The two schools merged at the advice of the government-commissioned O’Neill Report, which suggested the approach as a cost-cutting measure.  Since then, the campus in Truro has been integrating its student government into Dal’s.

When Dal created a seventh student seat on Senate specifically for a faculty of agriculture representative, the Senate would only recognize one official student union. Over the summer, reps from the Truro campus worked with the Dal Student Union (DSU) to hammer out administrative changes.

Jamie Arron, president of the DSU, says that collaborating with the NSAC student union was an opportunity, not a challenge.

“Our approach is to give them as much autonomy as possible,” says Arron. “We don’t want to be involved in their day to day operations.”

“It’s more about social connection and working together for student reform.”

The NSAC student union was never incorporated, making the legalities of merging the two unions much simpler.

Faculty of agriculture students are now recognized as a ‘student association,’ allowing them a seat on senate and lobbying opportunities while recognizing their autonomy over the Truro campus.

“We do a lot more than a society,” said president of Dalhousie Agricultural Students’ Association Paul Manning. “We run our own bar, we have all of our own big events, we do our own orientation.  We’re bigger in scale and we’re so far away that we just thought that we didn’t want to go as society because we wanted to imply something bigger.”

The Technical University of Nova Scotia, now known as Sexton campus, also amalgamated with Dalhousie in 1985. Since merging with the DSU the engineering society has conceded some autonomy, but stayed unique in other ways.

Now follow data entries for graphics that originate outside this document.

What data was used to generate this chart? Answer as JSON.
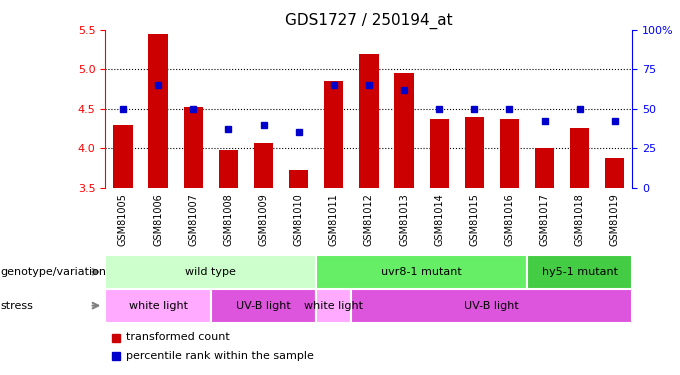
{
  "title": "GDS1727 / 250194_at",
  "samples": [
    "GSM81005",
    "GSM81006",
    "GSM81007",
    "GSM81008",
    "GSM81009",
    "GSM81010",
    "GSM81011",
    "GSM81012",
    "GSM81013",
    "GSM81014",
    "GSM81015",
    "GSM81016",
    "GSM81017",
    "GSM81018",
    "GSM81019"
  ],
  "transformed_count": [
    4.3,
    5.45,
    4.52,
    3.97,
    4.07,
    3.72,
    4.85,
    5.2,
    4.95,
    4.37,
    4.4,
    4.37,
    4.0,
    4.25,
    3.87
  ],
  "percentile_rank": [
    50,
    65,
    50,
    37,
    40,
    35,
    65,
    65,
    62,
    50,
    50,
    50,
    42,
    50,
    42
  ],
  "ylim": [
    3.5,
    5.5
  ],
  "yticks_left": [
    3.5,
    4.0,
    4.5,
    5.0,
    5.5
  ],
  "yticks_right": [
    0,
    25,
    50,
    75,
    100
  ],
  "bar_color": "#cc0000",
  "dot_color": "#0000cc",
  "bar_width": 0.55,
  "genotype_labels": [
    {
      "label": "wild type",
      "start": 0,
      "end": 6,
      "color": "#ccffcc"
    },
    {
      "label": "uvr8-1 mutant",
      "start": 6,
      "end": 12,
      "color": "#66ee66"
    },
    {
      "label": "hy5-1 mutant",
      "start": 12,
      "end": 15,
      "color": "#44cc44"
    }
  ],
  "stress_labels": [
    {
      "label": "white light",
      "start": 0,
      "end": 3,
      "color": "#ffaaff"
    },
    {
      "label": "UV-B light",
      "start": 3,
      "end": 6,
      "color": "#dd55dd"
    },
    {
      "label": "white light",
      "start": 6,
      "end": 7,
      "color": "#ffaaff"
    },
    {
      "label": "UV-B light",
      "start": 7,
      "end": 15,
      "color": "#dd55dd"
    }
  ],
  "legend_red_label": "transformed count",
  "legend_blue_label": "percentile rank within the sample",
  "genotype_arrow_label": "genotype/variation",
  "stress_arrow_label": "stress",
  "xtick_bg_color": "#cccccc",
  "grid_yticks": [
    4.0,
    4.5,
    5.0
  ]
}
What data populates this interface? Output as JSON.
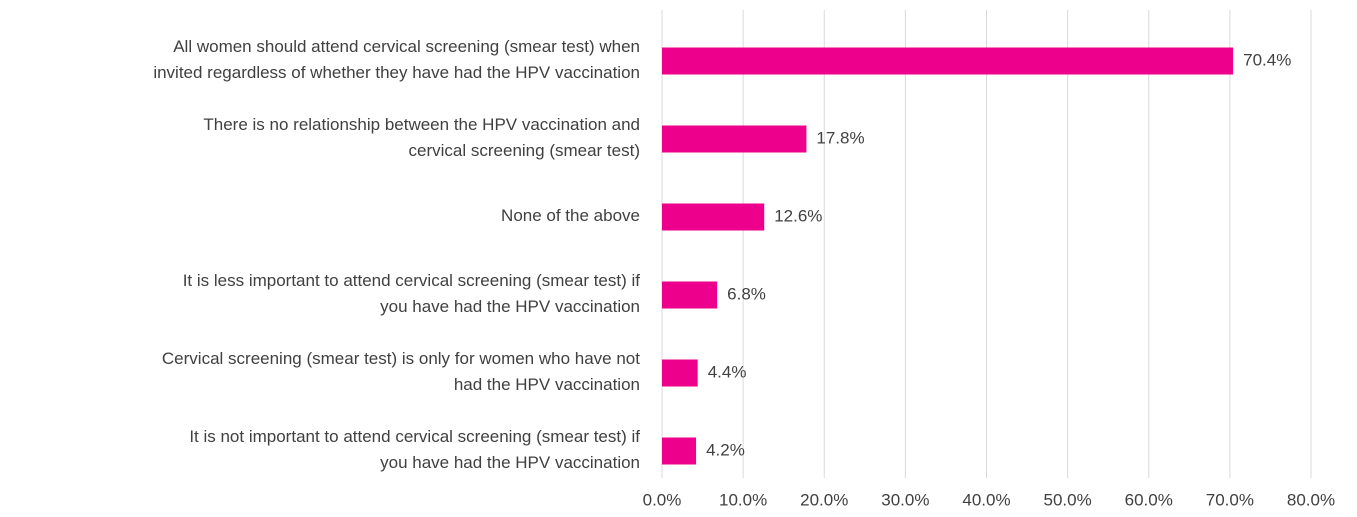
{
  "chart_data": {
    "type": "bar",
    "orientation": "horizontal",
    "categories": [
      "All women should attend cervical screening (smear test) when\ninvited regardless of whether they have had the HPV vaccination",
      "There is no relationship between the HPV vaccination and\ncervical screening (smear test)",
      "None of the above",
      "It is less important to attend cervical screening (smear test) if\nyou have had the HPV vaccination",
      "Cervical screening (smear test) is only for women who have not\nhad the HPV vaccination",
      "It is not important to attend cervical screening (smear test) if\nyou have had the HPV vaccination"
    ],
    "values": [
      70.4,
      17.8,
      12.6,
      6.8,
      4.4,
      4.2
    ],
    "value_labels": [
      "70.4%",
      "17.8%",
      "12.6%",
      "6.8%",
      "4.4%",
      "4.2%"
    ],
    "color": "#ec008c",
    "xlim": [
      0,
      80
    ],
    "xticks": [
      {
        "value": 0,
        "label": "0.0%"
      },
      {
        "value": 10,
        "label": "10.0%"
      },
      {
        "value": 20,
        "label": "20.0%"
      },
      {
        "value": 30,
        "label": "30.0%"
      },
      {
        "value": 40,
        "label": "40.0%"
      },
      {
        "value": 50,
        "label": "50.0%"
      },
      {
        "value": 60,
        "label": "60.0%"
      },
      {
        "value": 70,
        "label": "70.0%"
      },
      {
        "value": 80,
        "label": "80.0%"
      }
    ],
    "grid": true
  }
}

“Overall I’d say the current DSU executive is very understanding of us being ‘different’, which means we get to do our own thing while also being a part of the greater Dal community,” said Elizabeth Croteau, president of the engineering society, “and I’m glad to know someone has my back if I need the help rather than having sole liability”

Students on the Truro campus won’t pay into the DSU’s health plan until theirs expires in 2014, nor will they pay for Halifax-campus related expenses, says Arron.

Instead, the focus has been involving the two campuses socially. About 200 Truro students bussed to this year’s Dalfest, and Dal students are encouraged to attend ‘College Royale,’ a traditional event hosted by the agriculture college that highlights students’ work with animal training.

Manning says he hopes that the two campuses can become closer in years to come.

“We host some unique events at the college and we’re hoping that Dal students will come up and see what we’re about. We had a great time at Dalfest,” he says. “It was a real hoot. More events like that would be great.”

But as with any change in administration, there have been challenges. Manning says that balancing usual commitments on top of the new demands can be difficult.

“It’s a change. Everyone’s been great to help us through things but it’s never easy to adjust,” he says. “But it’s nothing that we can’t work around.”